My wife and I enjoy reading the police report in the local paper, which frequently amuses us with tales like these:
An animal was removed from a chicken coop at a Pelham Road residence. The owner of the chickens was given advice on how to keep other animals from attacking the chickens.
A black bear wandering in and out of traffic on Shays Street was not located by police.
(We don’t live in a high-crime area, though there are occasionally worrying rashes of burglaries.) This morning, my wife asked me “What does asportation mean?” “Gotta be a typo,” I responded. (The paper’s typos are so frequent and so awful I’ve given up complaining about them, since they obviously don’t give a damn.) “But it occurs twice,” she said. I took a look. A story about two people “facing charges related to a shoplifting incident” ended thus:
The woman will be summoned to court on a a charges [sic!] of larceny over $250 and shoplifting by asportation, second offense, while the man will be summoned to court on charges of larceny over $250 and shoplifting by asportation, third offense [sic, no period]

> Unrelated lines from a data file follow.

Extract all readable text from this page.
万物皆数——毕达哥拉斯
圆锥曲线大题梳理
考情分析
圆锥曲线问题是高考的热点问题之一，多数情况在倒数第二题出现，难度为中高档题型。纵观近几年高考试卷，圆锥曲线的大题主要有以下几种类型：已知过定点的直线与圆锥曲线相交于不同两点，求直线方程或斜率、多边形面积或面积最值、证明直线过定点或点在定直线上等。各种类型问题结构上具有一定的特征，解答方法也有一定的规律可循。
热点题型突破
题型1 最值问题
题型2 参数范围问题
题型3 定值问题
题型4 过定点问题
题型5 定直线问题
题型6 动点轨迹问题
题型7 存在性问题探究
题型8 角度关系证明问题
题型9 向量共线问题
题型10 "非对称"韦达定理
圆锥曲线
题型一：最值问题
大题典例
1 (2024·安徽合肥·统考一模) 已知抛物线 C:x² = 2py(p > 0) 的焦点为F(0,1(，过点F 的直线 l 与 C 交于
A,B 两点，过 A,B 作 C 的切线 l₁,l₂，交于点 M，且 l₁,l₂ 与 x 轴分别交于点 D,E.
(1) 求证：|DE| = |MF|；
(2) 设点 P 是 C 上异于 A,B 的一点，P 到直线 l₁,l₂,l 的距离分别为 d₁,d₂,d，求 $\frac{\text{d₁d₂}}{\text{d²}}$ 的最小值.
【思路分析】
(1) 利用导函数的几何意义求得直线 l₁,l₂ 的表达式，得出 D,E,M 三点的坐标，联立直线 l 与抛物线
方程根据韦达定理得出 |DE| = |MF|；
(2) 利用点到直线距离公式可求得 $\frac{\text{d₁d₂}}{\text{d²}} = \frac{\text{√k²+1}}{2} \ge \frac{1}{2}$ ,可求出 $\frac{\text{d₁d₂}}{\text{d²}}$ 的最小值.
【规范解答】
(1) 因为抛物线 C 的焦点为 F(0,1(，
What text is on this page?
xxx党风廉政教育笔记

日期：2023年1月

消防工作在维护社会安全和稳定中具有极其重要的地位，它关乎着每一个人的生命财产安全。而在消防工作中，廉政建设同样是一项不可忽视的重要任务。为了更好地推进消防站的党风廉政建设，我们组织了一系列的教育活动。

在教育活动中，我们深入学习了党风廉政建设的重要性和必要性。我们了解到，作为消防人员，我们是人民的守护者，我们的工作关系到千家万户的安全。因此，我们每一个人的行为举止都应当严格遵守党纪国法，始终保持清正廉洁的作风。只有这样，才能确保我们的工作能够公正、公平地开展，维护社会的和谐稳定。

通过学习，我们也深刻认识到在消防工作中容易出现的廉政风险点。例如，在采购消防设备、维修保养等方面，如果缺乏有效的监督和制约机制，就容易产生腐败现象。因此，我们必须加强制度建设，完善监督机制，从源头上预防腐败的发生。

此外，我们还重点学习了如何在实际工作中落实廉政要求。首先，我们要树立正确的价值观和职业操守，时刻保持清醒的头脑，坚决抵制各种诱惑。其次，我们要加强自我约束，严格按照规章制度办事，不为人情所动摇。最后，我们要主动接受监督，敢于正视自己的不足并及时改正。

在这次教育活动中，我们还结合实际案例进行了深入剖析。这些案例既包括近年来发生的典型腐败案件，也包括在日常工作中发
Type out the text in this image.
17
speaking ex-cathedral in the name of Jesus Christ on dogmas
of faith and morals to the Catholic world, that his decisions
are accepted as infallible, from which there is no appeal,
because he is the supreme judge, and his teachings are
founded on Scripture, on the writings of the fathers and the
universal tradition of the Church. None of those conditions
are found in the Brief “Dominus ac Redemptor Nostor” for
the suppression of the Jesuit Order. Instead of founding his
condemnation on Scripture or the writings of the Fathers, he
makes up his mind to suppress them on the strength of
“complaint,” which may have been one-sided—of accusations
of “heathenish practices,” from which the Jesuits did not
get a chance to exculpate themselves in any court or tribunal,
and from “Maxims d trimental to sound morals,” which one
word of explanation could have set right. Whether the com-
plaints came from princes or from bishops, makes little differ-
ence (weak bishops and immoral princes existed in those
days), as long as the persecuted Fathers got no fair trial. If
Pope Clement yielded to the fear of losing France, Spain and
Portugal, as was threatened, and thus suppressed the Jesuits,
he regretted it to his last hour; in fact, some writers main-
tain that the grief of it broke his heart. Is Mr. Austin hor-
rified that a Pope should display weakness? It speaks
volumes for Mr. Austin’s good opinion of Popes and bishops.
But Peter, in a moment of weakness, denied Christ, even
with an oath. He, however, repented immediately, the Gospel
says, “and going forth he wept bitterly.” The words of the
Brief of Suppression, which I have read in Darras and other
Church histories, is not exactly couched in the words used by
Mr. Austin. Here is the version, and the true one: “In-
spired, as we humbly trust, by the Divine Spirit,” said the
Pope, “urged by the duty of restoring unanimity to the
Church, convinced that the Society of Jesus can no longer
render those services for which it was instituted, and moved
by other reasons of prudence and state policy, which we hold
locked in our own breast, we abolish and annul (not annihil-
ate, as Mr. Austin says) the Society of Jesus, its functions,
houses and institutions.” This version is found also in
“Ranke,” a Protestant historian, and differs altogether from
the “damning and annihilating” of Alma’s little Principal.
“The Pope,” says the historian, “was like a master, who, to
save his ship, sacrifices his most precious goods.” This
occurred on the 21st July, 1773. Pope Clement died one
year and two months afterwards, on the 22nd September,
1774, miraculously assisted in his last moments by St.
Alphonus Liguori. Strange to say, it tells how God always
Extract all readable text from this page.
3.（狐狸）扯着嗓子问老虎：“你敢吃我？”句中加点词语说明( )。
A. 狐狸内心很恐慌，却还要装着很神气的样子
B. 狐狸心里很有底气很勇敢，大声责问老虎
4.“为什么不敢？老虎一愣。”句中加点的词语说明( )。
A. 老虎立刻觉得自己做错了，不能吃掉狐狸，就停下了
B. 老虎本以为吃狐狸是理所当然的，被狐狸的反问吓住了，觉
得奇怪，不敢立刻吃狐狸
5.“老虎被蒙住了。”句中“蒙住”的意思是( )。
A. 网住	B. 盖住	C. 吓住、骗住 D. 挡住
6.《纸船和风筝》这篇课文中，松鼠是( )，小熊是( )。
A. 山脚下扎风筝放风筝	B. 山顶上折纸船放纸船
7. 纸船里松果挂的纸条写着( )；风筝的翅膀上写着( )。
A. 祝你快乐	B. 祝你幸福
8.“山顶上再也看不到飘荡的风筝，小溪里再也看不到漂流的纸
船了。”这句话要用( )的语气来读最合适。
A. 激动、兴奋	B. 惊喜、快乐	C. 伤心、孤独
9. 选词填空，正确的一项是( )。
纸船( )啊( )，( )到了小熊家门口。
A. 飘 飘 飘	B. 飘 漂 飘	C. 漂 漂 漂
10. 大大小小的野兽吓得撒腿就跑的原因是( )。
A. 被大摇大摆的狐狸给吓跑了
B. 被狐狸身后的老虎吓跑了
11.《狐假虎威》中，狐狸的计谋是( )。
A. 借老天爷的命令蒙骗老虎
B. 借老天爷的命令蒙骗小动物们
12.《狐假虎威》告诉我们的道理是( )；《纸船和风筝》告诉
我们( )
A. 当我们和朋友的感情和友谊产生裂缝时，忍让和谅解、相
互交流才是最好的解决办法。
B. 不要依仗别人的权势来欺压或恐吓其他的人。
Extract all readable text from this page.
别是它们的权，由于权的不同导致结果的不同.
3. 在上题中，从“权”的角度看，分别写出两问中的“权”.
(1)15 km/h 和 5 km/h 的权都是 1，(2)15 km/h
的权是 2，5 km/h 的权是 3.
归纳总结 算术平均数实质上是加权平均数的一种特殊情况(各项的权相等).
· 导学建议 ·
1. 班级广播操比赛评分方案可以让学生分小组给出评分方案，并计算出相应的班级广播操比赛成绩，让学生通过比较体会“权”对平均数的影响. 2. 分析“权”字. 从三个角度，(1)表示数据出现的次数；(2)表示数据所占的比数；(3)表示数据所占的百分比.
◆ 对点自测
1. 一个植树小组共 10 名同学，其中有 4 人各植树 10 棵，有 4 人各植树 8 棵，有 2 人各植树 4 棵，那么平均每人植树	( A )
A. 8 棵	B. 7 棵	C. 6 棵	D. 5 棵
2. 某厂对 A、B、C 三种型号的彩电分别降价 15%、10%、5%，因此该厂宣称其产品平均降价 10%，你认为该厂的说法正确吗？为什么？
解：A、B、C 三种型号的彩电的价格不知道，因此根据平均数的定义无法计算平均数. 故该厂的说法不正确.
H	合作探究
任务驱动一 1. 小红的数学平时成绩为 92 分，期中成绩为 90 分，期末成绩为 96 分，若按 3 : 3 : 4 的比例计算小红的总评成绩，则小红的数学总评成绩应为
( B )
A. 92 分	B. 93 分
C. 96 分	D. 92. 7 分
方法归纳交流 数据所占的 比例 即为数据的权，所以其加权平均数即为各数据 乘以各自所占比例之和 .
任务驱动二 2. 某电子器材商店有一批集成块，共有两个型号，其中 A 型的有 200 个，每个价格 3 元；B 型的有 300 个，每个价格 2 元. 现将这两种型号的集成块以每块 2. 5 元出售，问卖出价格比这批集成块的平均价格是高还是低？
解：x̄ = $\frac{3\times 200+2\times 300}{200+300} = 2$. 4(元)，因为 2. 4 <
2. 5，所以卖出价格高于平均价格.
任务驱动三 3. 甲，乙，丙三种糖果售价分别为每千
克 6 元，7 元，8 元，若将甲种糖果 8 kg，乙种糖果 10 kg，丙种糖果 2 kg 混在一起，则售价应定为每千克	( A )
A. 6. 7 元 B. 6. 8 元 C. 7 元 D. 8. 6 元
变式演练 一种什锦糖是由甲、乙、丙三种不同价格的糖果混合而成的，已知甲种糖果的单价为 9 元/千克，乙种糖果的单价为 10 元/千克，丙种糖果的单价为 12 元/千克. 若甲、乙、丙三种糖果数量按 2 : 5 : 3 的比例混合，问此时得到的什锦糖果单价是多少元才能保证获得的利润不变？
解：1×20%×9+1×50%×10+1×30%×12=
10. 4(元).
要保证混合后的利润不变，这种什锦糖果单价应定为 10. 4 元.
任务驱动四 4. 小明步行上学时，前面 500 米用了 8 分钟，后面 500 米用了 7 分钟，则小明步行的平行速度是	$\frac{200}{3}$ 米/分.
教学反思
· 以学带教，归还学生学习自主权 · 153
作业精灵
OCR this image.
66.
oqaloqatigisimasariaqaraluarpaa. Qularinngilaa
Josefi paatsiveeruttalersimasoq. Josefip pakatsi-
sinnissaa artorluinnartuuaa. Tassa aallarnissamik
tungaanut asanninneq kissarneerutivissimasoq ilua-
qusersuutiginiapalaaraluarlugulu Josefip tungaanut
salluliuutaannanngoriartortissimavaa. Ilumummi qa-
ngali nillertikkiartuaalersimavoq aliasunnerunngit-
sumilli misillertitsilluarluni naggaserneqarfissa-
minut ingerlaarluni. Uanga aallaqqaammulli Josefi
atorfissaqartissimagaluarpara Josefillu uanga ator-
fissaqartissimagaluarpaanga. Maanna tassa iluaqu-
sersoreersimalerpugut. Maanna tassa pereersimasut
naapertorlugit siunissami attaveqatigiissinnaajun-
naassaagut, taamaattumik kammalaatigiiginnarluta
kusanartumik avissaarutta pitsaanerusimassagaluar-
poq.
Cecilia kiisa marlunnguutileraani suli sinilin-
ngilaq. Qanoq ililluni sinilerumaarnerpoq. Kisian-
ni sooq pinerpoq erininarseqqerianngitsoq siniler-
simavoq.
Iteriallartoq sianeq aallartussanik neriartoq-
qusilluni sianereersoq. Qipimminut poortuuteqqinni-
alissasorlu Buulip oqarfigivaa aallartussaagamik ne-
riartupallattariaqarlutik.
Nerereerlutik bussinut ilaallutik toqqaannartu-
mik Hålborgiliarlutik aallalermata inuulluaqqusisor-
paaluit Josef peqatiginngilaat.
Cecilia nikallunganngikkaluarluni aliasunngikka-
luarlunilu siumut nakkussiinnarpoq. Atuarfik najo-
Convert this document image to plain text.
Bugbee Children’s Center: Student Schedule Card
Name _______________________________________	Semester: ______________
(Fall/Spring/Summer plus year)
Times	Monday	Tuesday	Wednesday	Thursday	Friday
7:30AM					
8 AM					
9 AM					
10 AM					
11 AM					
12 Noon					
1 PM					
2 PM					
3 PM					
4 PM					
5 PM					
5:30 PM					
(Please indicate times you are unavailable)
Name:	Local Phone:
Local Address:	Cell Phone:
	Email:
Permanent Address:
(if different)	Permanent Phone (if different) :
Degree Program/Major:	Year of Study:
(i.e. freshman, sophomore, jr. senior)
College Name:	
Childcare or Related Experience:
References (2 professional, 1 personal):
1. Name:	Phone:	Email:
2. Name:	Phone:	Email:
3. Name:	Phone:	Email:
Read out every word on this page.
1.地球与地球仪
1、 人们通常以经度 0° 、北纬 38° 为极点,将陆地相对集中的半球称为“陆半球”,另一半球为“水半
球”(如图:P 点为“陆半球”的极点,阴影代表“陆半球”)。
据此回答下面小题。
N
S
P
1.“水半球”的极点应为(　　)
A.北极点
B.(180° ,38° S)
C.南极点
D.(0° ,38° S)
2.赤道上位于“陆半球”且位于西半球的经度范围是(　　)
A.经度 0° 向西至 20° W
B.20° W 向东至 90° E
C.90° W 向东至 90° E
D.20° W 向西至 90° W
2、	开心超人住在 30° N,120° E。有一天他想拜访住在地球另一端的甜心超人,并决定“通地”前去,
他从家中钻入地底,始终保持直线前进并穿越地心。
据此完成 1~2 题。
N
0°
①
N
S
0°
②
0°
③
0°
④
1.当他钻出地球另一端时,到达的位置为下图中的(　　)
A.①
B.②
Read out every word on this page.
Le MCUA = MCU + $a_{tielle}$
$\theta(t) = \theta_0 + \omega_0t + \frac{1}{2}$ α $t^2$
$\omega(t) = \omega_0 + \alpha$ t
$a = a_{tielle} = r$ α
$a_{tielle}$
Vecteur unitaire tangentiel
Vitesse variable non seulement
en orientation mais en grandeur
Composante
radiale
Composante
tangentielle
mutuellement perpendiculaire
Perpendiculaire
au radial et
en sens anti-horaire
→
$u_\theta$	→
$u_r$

This word asportation is not in M-W or AHD, but it’s in various law references, several of them collected here; West’s Encyclopedia of American Law, for instance, defines it as “The removal of items from one place to another, such as carrying things away illegally.” And it’s in the OnEtDic: “from Latin asportationem (nominative asportatio) ‘a carrying away,’ noun of action from past participle stem of asportare ‘to carry off,’ from abs– ‘away’ […] + portare ‘to carry.'” So there you have it. And remember, kids, crime doesn’t pay!